Malheureusement, au début des cours, j'ai tout annulé. Je manquais de concentration et certaines choses dans ma vie personnelle n’étaient pas réglées. Pourtant, tout cela me tenait vraiment à cœur puisque j'ai travaillé comme journalier dans une usine qui est spécialisée en produits chimiques du traitement de l'eau pendant 8 ans et 9 mois. De devenir opérateur d'usine d'épuration en traitement des eaux était un rêve d'enfance.

Par la suite, j'ai utilisé le service du Transit qui me donnait une certaine stabilité dans ma vie personnelle.

Après une réflexion de 5 mois, j'ai décidé de retourner sur le marché du travail, car le fait de ne rien faire est très mauvais pour moi.

J'ai construit mon CV à l'aide des ordinateurs disponibles à cet effet, à la Maison du Père. Et puisque je ne savais pas comment envoyer un CV par Internet, j'ai pris un cours d'informatique offert par un bénévole de la Maison.

J’ai également pu profiter, bien sûr, de la connaissance de plusieurs intervenants, ainsi que de l'excellent service d'employabilité.

 

Tout cela n'est pas en vain car au mois de février 2015, j'ai reçu deux offres d'emploi en deux jours. J'ai choisi le moins offrant au salaire, car l'apprentissage du fonctionnement de plusieurs machines m'intéressait d’avantage. De plus, ils offraient des augmentation de salaire à tous les trois mois.

Après une semaine de travail j'ai commencé à avoir des engourdissement aux cuisses, surtout à ma jambe gauche. Comme ça devenait de plus en plus douloureux, j'ai consulté une médecin en clinique qui m'avait dit que c'était probablement une hernie discale. Elle voulait m'émettre un arrêt de travail que j'ai refusé après ma première semaine de travail. J'ai continué à travailler 3 semaines de plus jusqu'à ce que je ne sois plus capable de rester debout. Après un diagnostic d'imagerie médicale,  j’ai appris qu’une sténose foraminale, en était la cause.

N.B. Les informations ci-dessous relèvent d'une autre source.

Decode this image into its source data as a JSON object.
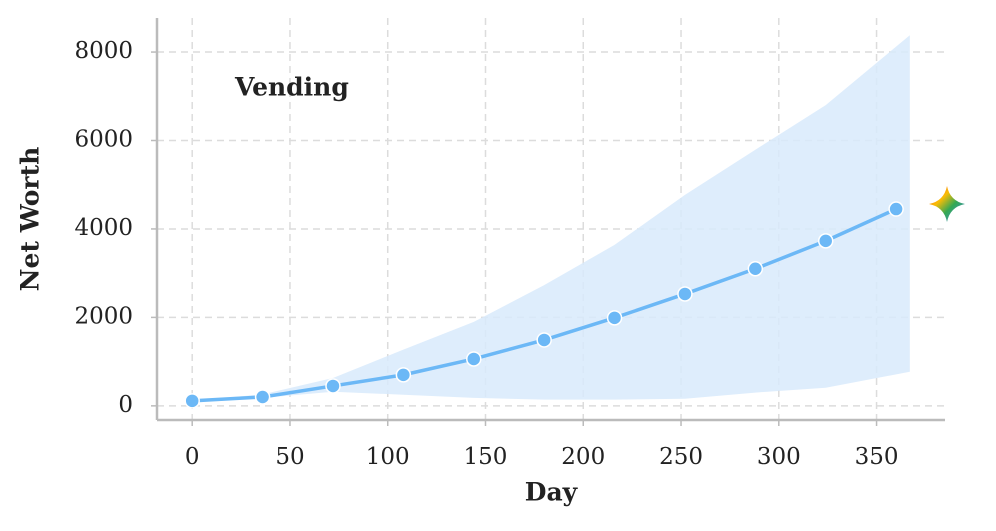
{
  "chart_data": {
    "type": "line",
    "xlabel": "Day",
    "ylabel": "Net Worth",
    "annotation": "Vending",
    "xlim": [
      -18,
      385
    ],
    "ylim": [
      -320,
      8770
    ],
    "xticks": [
      0,
      50,
      100,
      150,
      200,
      250,
      300,
      350
    ],
    "yticks": [
      0,
      2000,
      4000,
      6000,
      8000
    ],
    "grid": true,
    "series": [
      {
        "color": "#6cb8f6",
        "x": [
          0,
          36,
          72,
          108,
          144,
          180,
          216,
          252,
          288,
          324,
          360
        ],
        "values": [
          113,
          200,
          450,
          700,
          1060,
          1490,
          1990,
          2530,
          3100,
          3730,
          4450
        ]
      }
    ],
    "band": {
      "color": "#d8eafc",
      "x": [
        0,
        36,
        72,
        108,
        144,
        180,
        216,
        252,
        288,
        324,
        367
      ],
      "lower": [
        113,
        180,
        320,
        250,
        180,
        140,
        140,
        160,
        300,
        410,
        770
      ],
      "upper": [
        113,
        260,
        630,
        1270,
        1900,
        2730,
        3640,
        4770,
        5790,
        6800,
        8380
      ]
    }
  }
}
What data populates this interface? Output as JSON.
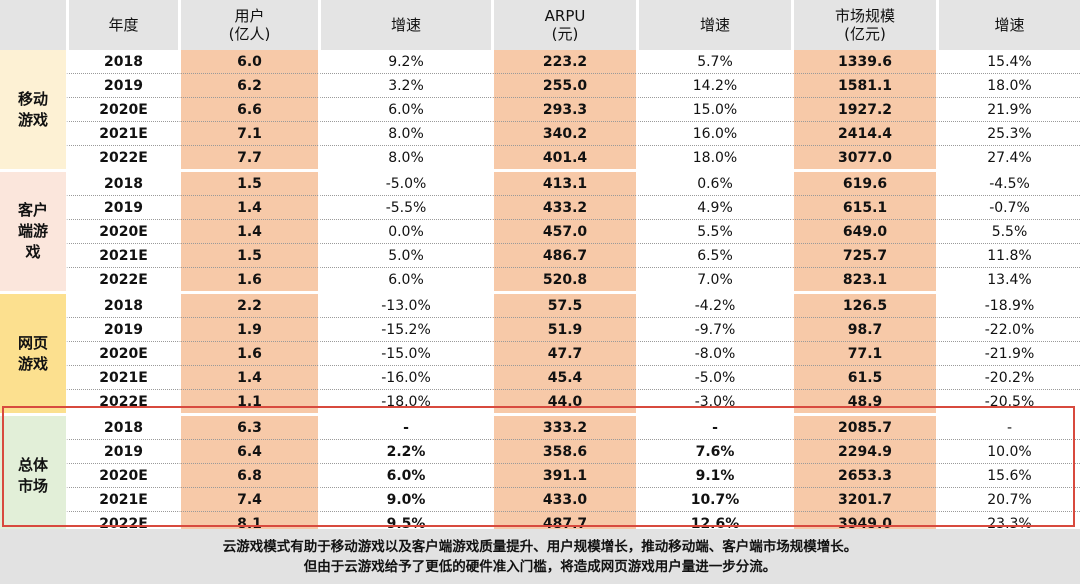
{
  "header": {
    "year": "年度",
    "users": [
      "用户",
      "(亿人)"
    ],
    "growth1": "增速",
    "arpu": [
      "ARPU",
      "(元)"
    ],
    "growth2": "增速",
    "market": [
      "市场规模",
      "(亿元)"
    ],
    "growth3": "增速"
  },
  "colors": {
    "header_bg": "#e4e4e4",
    "value_column_bg": "#f7c9a8",
    "highlight_border": "#d84a3e",
    "footer_bg": "#e2e2e2"
  },
  "groups": [
    {
      "name": [
        "移动",
        "游戏"
      ],
      "color": "#fdf1d4",
      "rows": [
        [
          "2018",
          "6.0",
          "9.2%",
          "223.2",
          "5.7%",
          "1339.6",
          "15.4%"
        ],
        [
          "2019",
          "6.2",
          "3.2%",
          "255.0",
          "14.2%",
          "1581.1",
          "18.0%"
        ],
        [
          "2020E",
          "6.6",
          "6.0%",
          "293.3",
          "15.0%",
          "1927.2",
          "21.9%"
        ],
        [
          "2021E",
          "7.1",
          "8.0%",
          "340.2",
          "16.0%",
          "2414.4",
          "25.3%"
        ],
        [
          "2022E",
          "7.7",
          "8.0%",
          "401.4",
          "18.0%",
          "3077.0",
          "27.4%"
        ]
      ]
    },
    {
      "name": [
        "客户",
        "端游",
        "戏"
      ],
      "color": "#fbe6dc",
      "rows": [
        [
          "2018",
          "1.5",
          "-5.0%",
          "413.1",
          "0.6%",
          "619.6",
          "-4.5%"
        ],
        [
          "2019",
          "1.4",
          "-5.5%",
          "433.2",
          "4.9%",
          "615.1",
          "-0.7%"
        ],
        [
          "2020E",
          "1.4",
          "0.0%",
          "457.0",
          "5.5%",
          "649.0",
          "5.5%"
        ],
        [
          "2021E",
          "1.5",
          "5.0%",
          "486.7",
          "6.5%",
          "725.7",
          "11.8%"
        ],
        [
          "2022E",
          "1.6",
          "6.0%",
          "520.8",
          "7.0%",
          "823.1",
          "13.4%"
        ]
      ]
    },
    {
      "name": [
        "网页",
        "游戏"
      ],
      "color": "#fce08f",
      "rows": [
        [
          "2018",
          "2.2",
          "-13.0%",
          "57.5",
          "-4.2%",
          "126.5",
          "-18.9%"
        ],
        [
          "2019",
          "1.9",
          "-15.2%",
          "51.9",
          "-9.7%",
          "98.7",
          "-22.0%"
        ],
        [
          "2020E",
          "1.6",
          "-15.0%",
          "47.7",
          "-8.0%",
          "77.1",
          "-21.9%"
        ],
        [
          "2021E",
          "1.4",
          "-16.0%",
          "45.4",
          "-5.0%",
          "61.5",
          "-20.2%"
        ],
        [
          "2022E",
          "1.1",
          "-18.0%",
          "44.0",
          "-3.0%",
          "48.9",
          "-20.5%"
        ]
      ]
    },
    {
      "name": [
        "总体",
        "市场"
      ],
      "color": "#e2efd8",
      "bold_growth": true,
      "rows": [
        [
          "2018",
          "6.3",
          "-",
          "333.2",
          "-",
          "2085.7",
          "-"
        ],
        [
          "2019",
          "6.4",
          "2.2%",
          "358.6",
          "7.6%",
          "2294.9",
          "10.0%"
        ],
        [
          "2020E",
          "6.8",
          "6.0%",
          "391.1",
          "9.1%",
          "2653.3",
          "15.6%"
        ],
        [
          "2021E",
          "7.4",
          "9.0%",
          "433.0",
          "10.7%",
          "3201.7",
          "20.7%"
        ],
        [
          "2022E",
          "8.1",
          "9.5%",
          "487.7",
          "12.6%",
          "3949.0",
          "23.3%"
        ]
      ]
    }
  ],
  "footer": [
    "云游戏模式有助于移动游戏以及客户端游戏质量提升、用户规模增长，推动移动端、客户端市场规模增长。",
    "但由于云游戏给予了更低的硬件准入门槛，将造成网页游戏用户量进一步分流。"
  ]
}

Je suis en attente de voir un physiatre. Entre-temps, puisque l’inactivité est pour moi un ennemi, un intervenant m'a suggéré de m'impliquer bénévolement pour maintenir ma motivation. Nous sommes descendus à la cafétéria et il y avait quelques personnes qui étiquetaient des enveloppes près des bureaux de la Fondation de la Maison du Père. Parfait pour moi, puisque le travail est fait assis. J'ai donc pris la décision volontairement de m'y impliquer. Alors à chaque fois qu'il y a des enveloppes à faire je suis là.

 

Je demeure à la Maison Wolfe depuis 2 ans et je profite du service de fiducie depuis mon entrée à le Maison du Père.